Раскрасневшийся, запыхавшийся подбегает:

- Ата! Это князь-волк! Я тебе рассказывал. Мы их встретили в черниговских лесах. Зимой! В снегах! При луне! Целую стаю! А они нас не съели! А отвели в своё логово. И отдали нам новорождённого волчонка. Ну… ему отдали (тычет пальцем в меня). Он сам туда полез! Прямо в волчью нору! А там волчица умирает. И волчонка отдали. Ему. Князю Ивану. Хотя… ты разве был тогда князем?

- Нет, Алу. Тогда я был нищим, тощим, очень глупым. Полупризнанным ублюдком опального сотника смоленских стрелков. «Зверем Лютым».

- Да! Я помню! Тебя уже тогда так называли!

Тут смыслов… пачки. Например, за нынешним дастарханом два ублюдка: второй - Алу.

- А потом ты вышел на дорогу и нашёл женщину с младенцем! Вот так просто! Посреди леса!

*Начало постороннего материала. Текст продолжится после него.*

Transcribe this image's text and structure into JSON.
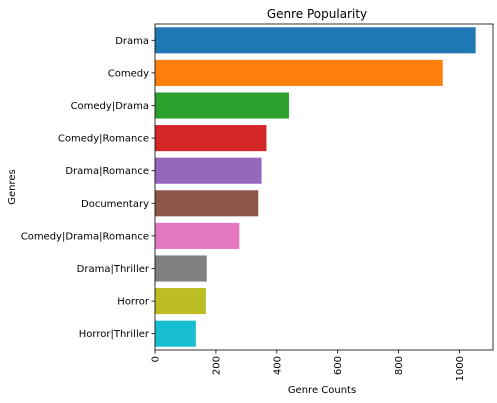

Самое ценное в средневековье не ум, сила, богатство или благочестие. Самое главное - удача. Благоприятная случайность. Дар судьбы.

Для точности: это не я нашёл, князь-волк, который выводил нас от логова умирающей волчицы, привел на дорогу прямо к дровням удиравшей от половцев крестьянской семьи.

- И она кормила нас троих. Своим молоком! Своего сына, волчонка… и меня чуток. Да-а… а меня ты тогда побил. Чтобы я не отбирал еду у маленьких. Но всё равно: мы с Куртом - молочные братья. Правда Курт?


Алу поворачивается к волку. И эта махина встаёт на дыбы. На задние лапы. Передние кладёт юноше на плечи и наклоняется, сверху, с высоты своего огромного роста в таком положении, своей громадной серой головой с крокодильими челюстями.

Полураспахнутая жарко дышащая пасть, два ряда здоровенных острых блестящих белых зубов... приближаются к вскинутому лицу ханыча…. Одно движение этой древней машины убийств… И оно случается: быстро, почти незаметно глазу, выскакивает язык. И облизывает Алу лицо.

Тот ахает, отшатывается. Свитские у реки вскакивают на ноги уже с клинками в руках. Курт отбегает в сторону, ко мне за спину: «ну их нафиг, этих придурков» А Алу вытирает лицо и несколько смущённо выговаривает:

- Ну чего ты, ну чего… Вот, теперь весь мокрый…

Доволен. Рад ласке давнего друга. Рад и публичности.

Про легендарного Боняка Серого Волка в русской летописи под 1097 г. сказано о волховании хана перед битвой на Вягре: «...и яко бысть полунощи и встав Боняк и отъеха от рати и поча волчьски выти».

Алу не выл по-волчьи, но теперь по Степи пойдёт сказ о его смелости, о том, что он не только подобно прадеду «говорит с волками», но и целуется. Даже с легендарными чудовищами князь-волками.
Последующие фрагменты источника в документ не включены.